Un mare pieno di CO2 per i pesci è mortale: impedisce di avvertire i pericoli

Ci mancava anche questa. Per i pesci l’olfatto è tutto. Madre natura li ha forniti di un senso ad hoc per percepire il pericolo fiutando indizi chimici. Adesso una crescente concentrazione di gas serra nell’Oceano Pacifico, al largo dell’Australia, sta rendendo la loro vita difficile se non impossibile.

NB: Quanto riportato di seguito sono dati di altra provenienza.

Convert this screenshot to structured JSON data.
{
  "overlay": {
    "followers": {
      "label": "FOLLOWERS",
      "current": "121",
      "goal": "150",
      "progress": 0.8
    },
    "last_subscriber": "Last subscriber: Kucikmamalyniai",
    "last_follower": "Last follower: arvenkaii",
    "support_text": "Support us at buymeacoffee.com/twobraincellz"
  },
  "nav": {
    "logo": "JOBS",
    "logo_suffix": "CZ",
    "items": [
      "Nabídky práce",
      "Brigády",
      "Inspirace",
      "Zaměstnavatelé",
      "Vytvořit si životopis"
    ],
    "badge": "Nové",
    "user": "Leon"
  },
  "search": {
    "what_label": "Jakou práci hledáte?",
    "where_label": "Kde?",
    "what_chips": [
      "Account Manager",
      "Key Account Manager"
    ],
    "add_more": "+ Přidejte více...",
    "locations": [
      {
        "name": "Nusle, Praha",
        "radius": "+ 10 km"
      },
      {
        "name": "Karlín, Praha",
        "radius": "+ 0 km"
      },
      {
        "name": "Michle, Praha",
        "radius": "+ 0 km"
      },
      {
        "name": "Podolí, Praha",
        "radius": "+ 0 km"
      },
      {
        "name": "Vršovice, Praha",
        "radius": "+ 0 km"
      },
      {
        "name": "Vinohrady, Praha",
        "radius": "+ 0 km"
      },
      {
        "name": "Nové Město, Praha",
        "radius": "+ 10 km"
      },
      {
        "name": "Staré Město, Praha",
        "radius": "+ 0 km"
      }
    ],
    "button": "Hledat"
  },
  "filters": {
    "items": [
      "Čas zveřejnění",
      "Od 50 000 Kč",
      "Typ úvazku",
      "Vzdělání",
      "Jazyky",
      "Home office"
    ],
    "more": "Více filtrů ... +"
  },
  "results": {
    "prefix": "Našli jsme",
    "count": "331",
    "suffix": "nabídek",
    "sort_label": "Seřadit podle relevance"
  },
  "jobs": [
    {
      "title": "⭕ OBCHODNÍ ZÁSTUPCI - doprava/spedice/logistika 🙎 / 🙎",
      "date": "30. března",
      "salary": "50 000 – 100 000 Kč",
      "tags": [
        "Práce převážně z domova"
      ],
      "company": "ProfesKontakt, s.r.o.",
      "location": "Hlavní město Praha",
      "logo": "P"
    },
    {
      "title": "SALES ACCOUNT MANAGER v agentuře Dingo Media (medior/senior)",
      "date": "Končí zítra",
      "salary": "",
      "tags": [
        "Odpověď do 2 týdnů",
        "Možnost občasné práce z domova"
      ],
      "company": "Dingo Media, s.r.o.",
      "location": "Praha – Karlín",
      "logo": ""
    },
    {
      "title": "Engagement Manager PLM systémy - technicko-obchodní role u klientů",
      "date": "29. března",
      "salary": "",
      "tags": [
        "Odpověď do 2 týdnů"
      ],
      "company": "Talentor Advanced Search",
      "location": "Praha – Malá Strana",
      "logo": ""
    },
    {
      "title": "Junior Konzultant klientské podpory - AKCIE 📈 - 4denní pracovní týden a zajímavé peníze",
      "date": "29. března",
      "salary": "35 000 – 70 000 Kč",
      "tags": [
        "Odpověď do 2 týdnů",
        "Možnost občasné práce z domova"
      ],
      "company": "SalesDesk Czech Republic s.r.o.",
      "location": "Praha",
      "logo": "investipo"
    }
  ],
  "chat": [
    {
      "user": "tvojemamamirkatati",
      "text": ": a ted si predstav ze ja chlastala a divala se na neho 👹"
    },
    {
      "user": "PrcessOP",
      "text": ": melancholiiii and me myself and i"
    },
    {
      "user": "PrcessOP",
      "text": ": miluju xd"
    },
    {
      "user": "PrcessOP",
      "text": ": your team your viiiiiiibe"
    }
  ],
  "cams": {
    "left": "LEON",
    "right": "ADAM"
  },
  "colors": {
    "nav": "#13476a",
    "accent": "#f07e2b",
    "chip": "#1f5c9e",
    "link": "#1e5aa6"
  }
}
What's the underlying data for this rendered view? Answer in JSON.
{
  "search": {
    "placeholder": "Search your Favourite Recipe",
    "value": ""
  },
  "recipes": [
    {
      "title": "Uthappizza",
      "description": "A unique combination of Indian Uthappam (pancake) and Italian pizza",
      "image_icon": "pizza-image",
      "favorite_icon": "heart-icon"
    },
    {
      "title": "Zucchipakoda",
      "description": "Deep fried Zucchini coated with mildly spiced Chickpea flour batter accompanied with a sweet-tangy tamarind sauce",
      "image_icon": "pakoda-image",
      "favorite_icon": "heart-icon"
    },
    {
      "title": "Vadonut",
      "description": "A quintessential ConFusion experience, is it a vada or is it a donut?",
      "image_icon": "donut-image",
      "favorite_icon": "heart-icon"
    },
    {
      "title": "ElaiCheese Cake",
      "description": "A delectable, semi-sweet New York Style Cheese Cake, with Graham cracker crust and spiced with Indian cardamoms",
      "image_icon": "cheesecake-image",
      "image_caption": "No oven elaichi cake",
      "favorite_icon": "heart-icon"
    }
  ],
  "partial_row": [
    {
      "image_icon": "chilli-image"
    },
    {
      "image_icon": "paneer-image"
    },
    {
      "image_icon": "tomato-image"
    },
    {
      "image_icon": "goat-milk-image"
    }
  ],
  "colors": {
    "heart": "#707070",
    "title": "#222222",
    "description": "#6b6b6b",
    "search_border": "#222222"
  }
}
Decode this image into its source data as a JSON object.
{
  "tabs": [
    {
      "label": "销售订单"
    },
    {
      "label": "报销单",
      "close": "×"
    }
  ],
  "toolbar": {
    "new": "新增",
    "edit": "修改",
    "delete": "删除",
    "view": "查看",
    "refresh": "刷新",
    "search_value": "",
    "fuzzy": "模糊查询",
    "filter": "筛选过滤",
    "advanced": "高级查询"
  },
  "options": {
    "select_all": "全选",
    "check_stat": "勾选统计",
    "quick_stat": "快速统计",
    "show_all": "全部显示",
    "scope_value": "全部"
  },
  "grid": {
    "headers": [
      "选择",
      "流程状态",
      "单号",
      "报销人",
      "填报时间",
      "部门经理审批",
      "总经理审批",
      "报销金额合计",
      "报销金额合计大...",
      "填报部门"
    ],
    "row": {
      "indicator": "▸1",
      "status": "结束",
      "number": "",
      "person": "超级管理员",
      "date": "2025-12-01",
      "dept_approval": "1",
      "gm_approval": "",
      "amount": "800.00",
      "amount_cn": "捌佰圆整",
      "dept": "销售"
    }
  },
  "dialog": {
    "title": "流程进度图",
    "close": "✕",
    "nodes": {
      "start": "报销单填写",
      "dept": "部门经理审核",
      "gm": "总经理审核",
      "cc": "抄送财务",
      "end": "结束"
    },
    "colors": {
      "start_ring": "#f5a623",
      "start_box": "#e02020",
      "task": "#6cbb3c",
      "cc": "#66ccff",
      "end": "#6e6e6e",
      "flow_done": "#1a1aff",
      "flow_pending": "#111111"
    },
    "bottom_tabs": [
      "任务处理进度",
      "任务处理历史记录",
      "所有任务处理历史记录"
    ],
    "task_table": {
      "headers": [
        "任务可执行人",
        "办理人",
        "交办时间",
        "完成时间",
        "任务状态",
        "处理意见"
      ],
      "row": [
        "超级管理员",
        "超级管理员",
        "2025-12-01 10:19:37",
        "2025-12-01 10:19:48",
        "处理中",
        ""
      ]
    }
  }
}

Lo studio è di questi giorni ed è stato realizzato dagli scienziati dell’Università James Cook di Townsville utilizzando come specie campione il pesce damigella (Acanthochromis polyacanthus). La correlazione è chiara: l’aumento dei livelli di CO2 ha danneggiato i sensi del pesce damigella che vive nella Grande Barriera Corallina. Tutto questo si ripercuote sulla loro capacità di percepire il pericolo, rendendoli prede molto più vulnerabili ai predatori. Ma non solo, le ricadute sono anche a livello della catena alimentare e sul più ampio ecosistema marino.

La ricerca è stata pubblicata su Nature Climate Change, e mostra come l’effetto di un’esposizione a più alti livelli di CO2, comporti nei pesci menomazioni delle funzioni cognitive, difficoltà di apprendimento, rallentamento della capacità visiva e sensi alterati dell’udito e dell’olfatto. Un problema o meglio molti problemi per i pesci della barriera.
Lo specialista di pesci corallini Philip Munday, coautore dello studio, non ha dubbi che oltre al fatto che i pesci non riescano più ad avvertire le minacce non siano neanche in grado di percepire l’odore dei predatori.
Come noi mammiferi, anche i pesci dipendono per la loro vita dai neurotrasmettitori, piccole molecole che svolgono le più svariate funzioni fisiologiche e l’anidride carbonica svolge proprio su di essi un effetto negativo interferendo con la loro attività.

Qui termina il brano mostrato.